Tamaurasset 01.12.1916 – Dia da Morte. “Não se deve nunca ter medo de pedir os lugares onde o perigo, o sacrifício, a abnegação sejam maiores; as honras, deixemos para quem as quiserem, mas o perigo, o sofrimento, peçamos sempre. Cristãos devemos dar exemplo de sacrifício e abnegação. É um principio ao qual temos que ser fiéis durante toda a vida, com simplicidade,
sem perguntar-nos se neste comportamento não haja um pouco de orgulho: é o dever, façamo-lo.
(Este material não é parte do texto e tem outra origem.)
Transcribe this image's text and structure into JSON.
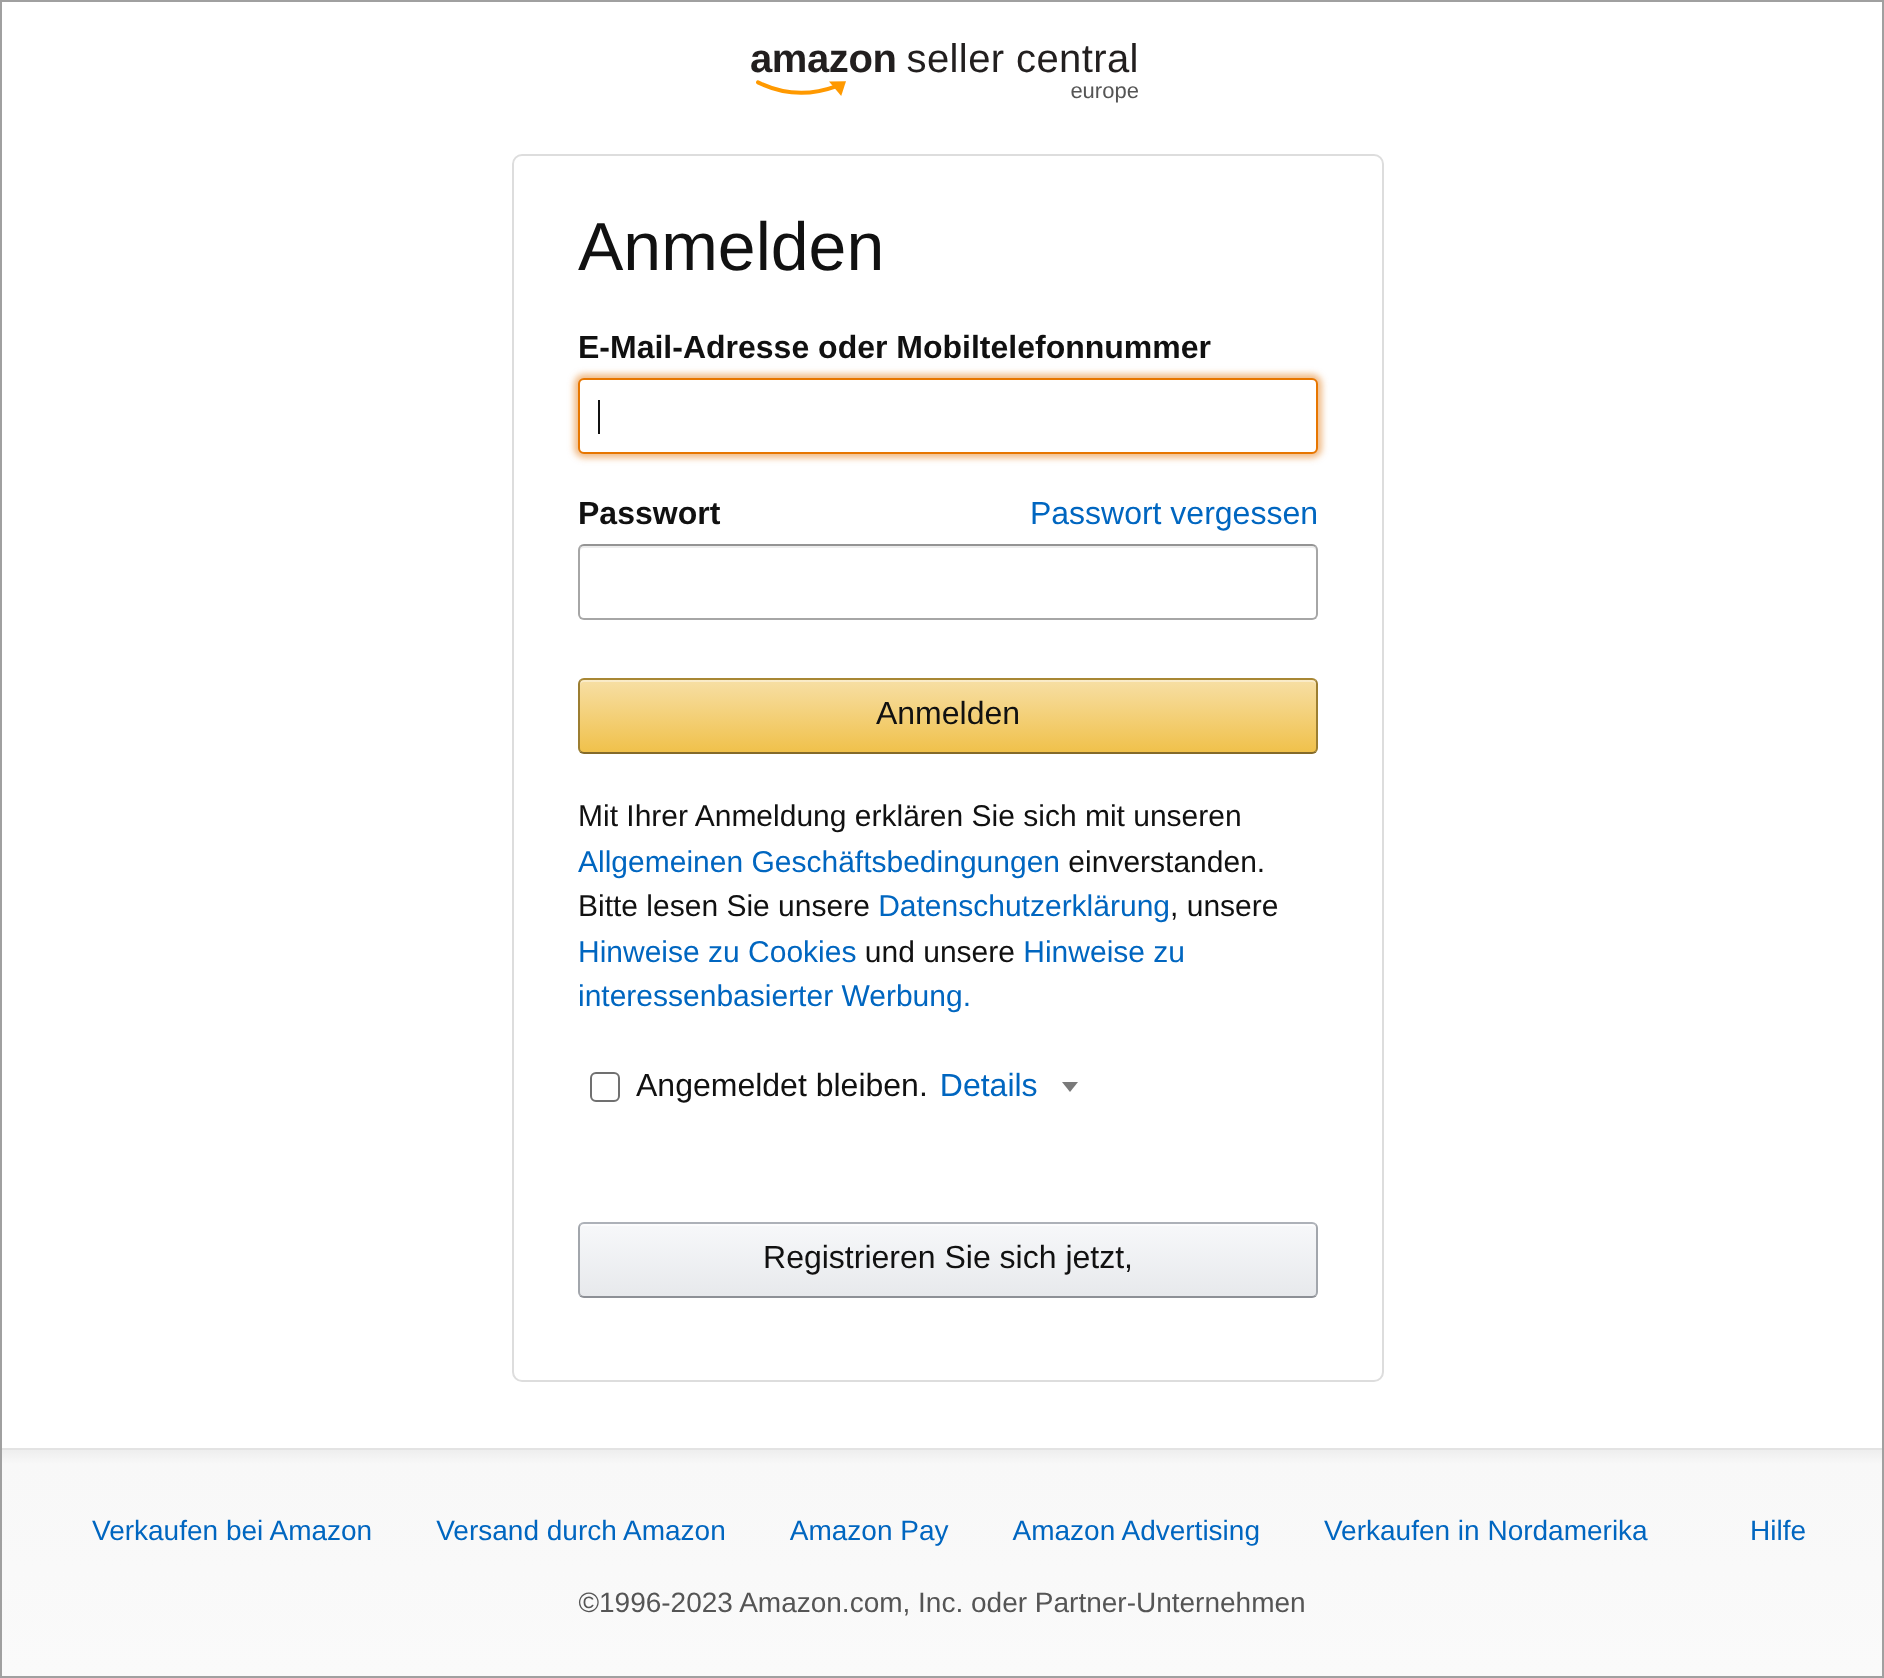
{
  "logo": {
    "brand": "amazon",
    "product": "seller central",
    "region": "europe"
  },
  "signin": {
    "title": "Anmelden",
    "fields": [
      {
        "label": "E-Mail-Adresse oder Mobiltelefonnummer",
        "focused": true
      },
      {
        "label": "Passwort",
        "link": "Passwort vergessen",
        "focused": false
      }
    ],
    "submit_button": "Anmelden",
    "legal_notice": [
      {
        "kind": "text",
        "text": "Mit Ihrer Anmeldung erklären Sie sich mit unseren "
      },
      {
        "kind": "link",
        "text": "Allgemeinen Geschäftsbedingungen"
      },
      {
        "kind": "text",
        "text": " einverstanden. Bitte lesen Sie unsere "
      },
      {
        "kind": "link",
        "text": "Datenschutzerklärung"
      },
      {
        "kind": "text",
        "text": ", unsere "
      },
      {
        "kind": "link",
        "text": "Hinweise zu Cookies"
      },
      {
        "kind": "text",
        "text": " und unsere "
      },
      {
        "kind": "link",
        "text": "Hinweise zu"
      },
      {
        "kind": "link",
        "text": "interessenbasierter Werbung."
      }
    ],
    "remember_me": {
      "label": "Angemeldet bleiben.",
      "checked": false,
      "details_link": "Details"
    },
    "register_button": "Registrieren Sie sich jetzt,"
  },
  "footer": {
    "links": [
      "Verkaufen bei Amazon",
      "Versand durch Amazon",
      "Amazon Pay",
      "Amazon Advertising",
      "Verkaufen in Nordamerika",
      "Hilfe"
    ],
    "copyright": "©1996-2023 Amazon.com, Inc. oder Partner-Unternehmen"
  }
}
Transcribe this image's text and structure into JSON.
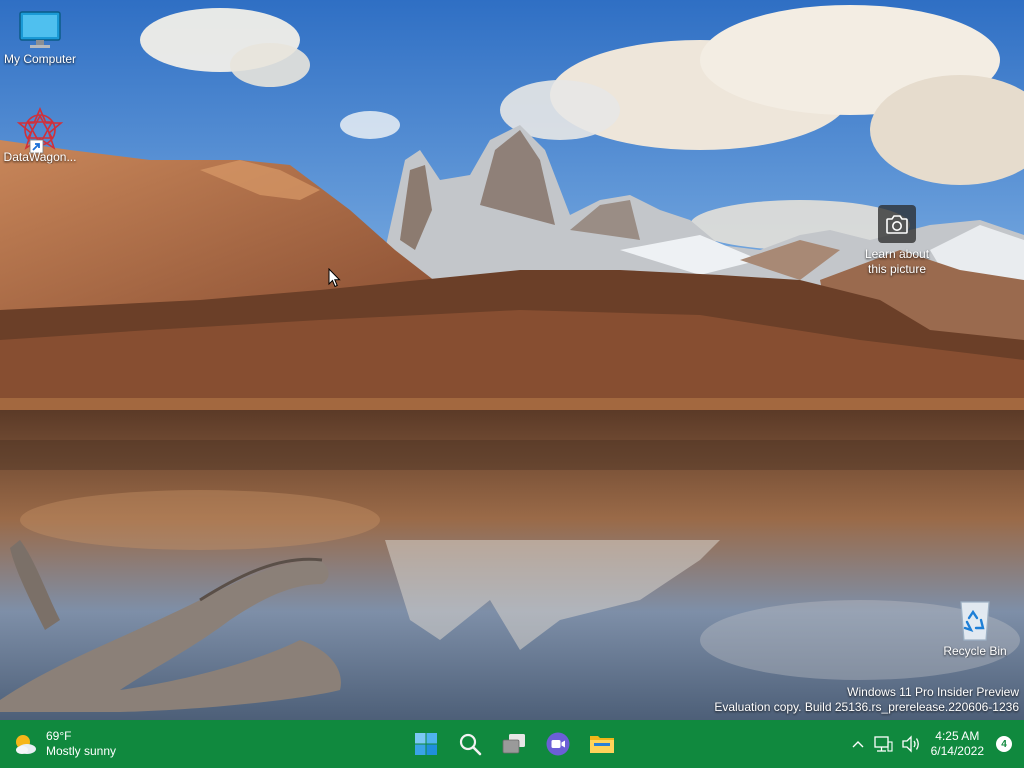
{
  "desktop": {
    "icons": [
      {
        "label": "My Computer",
        "icon": "monitor-icon"
      },
      {
        "label": "DataWagon...",
        "icon": "datawagon-app-icon"
      },
      {
        "label": "Recycle Bin",
        "icon": "recycle-bin-icon"
      }
    ],
    "learn_about": {
      "line1": "Learn about",
      "line2": "this picture",
      "icon": "camera-icon"
    },
    "watermark": {
      "line1": "Windows 11 Pro Insider Preview",
      "line2": "Evaluation copy. Build 25136.rs_prerelease.220606-1236"
    }
  },
  "taskbar": {
    "color": "#10893e",
    "weather": {
      "temp": "69°F",
      "condition": "Mostly sunny",
      "icon": "sun-cloud-icon"
    },
    "apps": [
      {
        "name": "Start",
        "icon": "windows-start-icon"
      },
      {
        "name": "Search",
        "icon": "search-icon"
      },
      {
        "name": "Task View",
        "icon": "task-view-icon"
      },
      {
        "name": "Chat",
        "icon": "video-chat-icon"
      },
      {
        "name": "File Explorer",
        "icon": "folder-icon"
      }
    ],
    "tray": {
      "time": "4:25 AM",
      "date": "6/14/2022",
      "notification_count": "4"
    }
  }
}
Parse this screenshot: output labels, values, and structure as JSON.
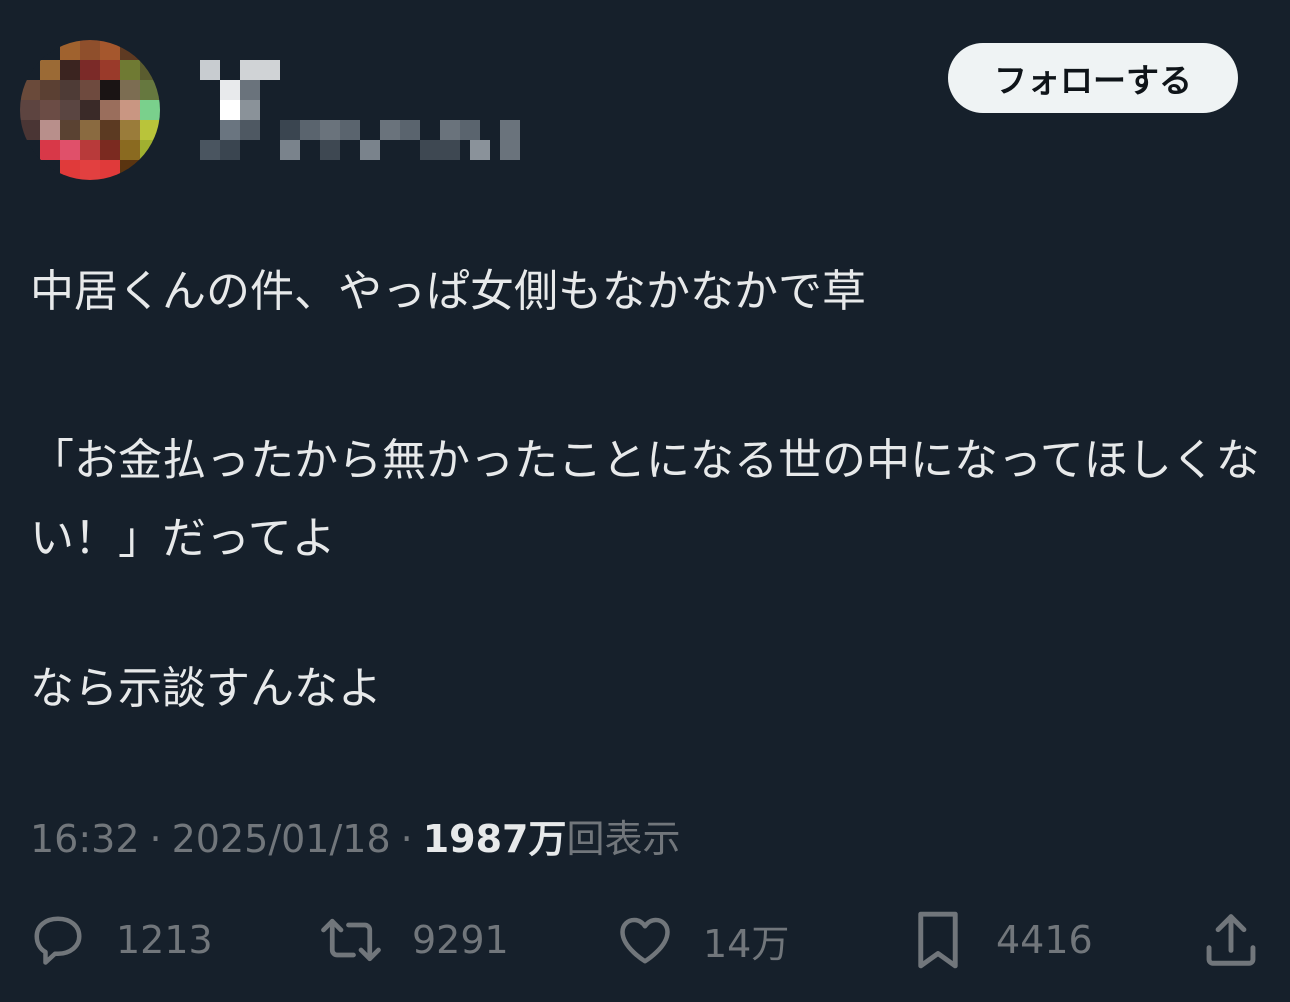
{
  "tweet": {
    "author_avatar_icon": "pixelated-avatar",
    "author_display_name": "",
    "author_handle": "",
    "follow_label": "フォローする",
    "body": {
      "line1": "中居くんの件、やっぱ女側もなかなかで草",
      "line2": "「お金払ったから無かったことになる世の中になってほしくない！」だってよ",
      "line3": "なら示談すんなよ"
    },
    "time": "16:32",
    "date": "2025/01/18",
    "separator": "·",
    "views_count": "1987万",
    "views_label": "回表示",
    "actions": {
      "reply": {
        "icon": "reply-icon",
        "count": "1213"
      },
      "retweet": {
        "icon": "retweet-icon",
        "count": "9291"
      },
      "like": {
        "icon": "heart-icon",
        "count": "14万"
      },
      "bookmark": {
        "icon": "bookmark-icon",
        "count": "4416"
      },
      "share": {
        "icon": "share-icon"
      }
    },
    "colors": {
      "background": "#16202b",
      "text": "#e7e9ea",
      "muted": "#71767b",
      "button_bg": "#eff3f4",
      "button_text": "#0f1419"
    }
  }
}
Peçamos ao Bem-Amado esposo da nossa alma de fazê-lo com humildade, e com pleno amor a Deus e ao próximo”.
5 – Como pobre, no meio dos pobres, e com meios pobres.
Como pobre - “Ó meu Senhor Jesus, como se tornará rapidamente pobre aquele que, amando-te com todo o seu coração não poderá suportar de ser mais rico do que o seu Bem amado” (Retiro em Nazaré 1897).
No meio dos pobres -“Não cessemos nunca de ser completamente pobres, irmãos dos pobres, companheiros dos pobres. Sejamos os mais pobres dos pobres. Como Jesus, e como ele amemos os pobres e cerquemo-nos deles” (MSE 263).
Com meios pobres - “É com a cruz que Jesus salvou o mundo; é com a cruz deixando Jesus viver em nós e completar em nós, com nossos sofrimentos, o que falta a sua paixão que devemos continuar até o fim dos tempos a obra de redenção” (regulamento dos pequenos irmãos 1901 – 23).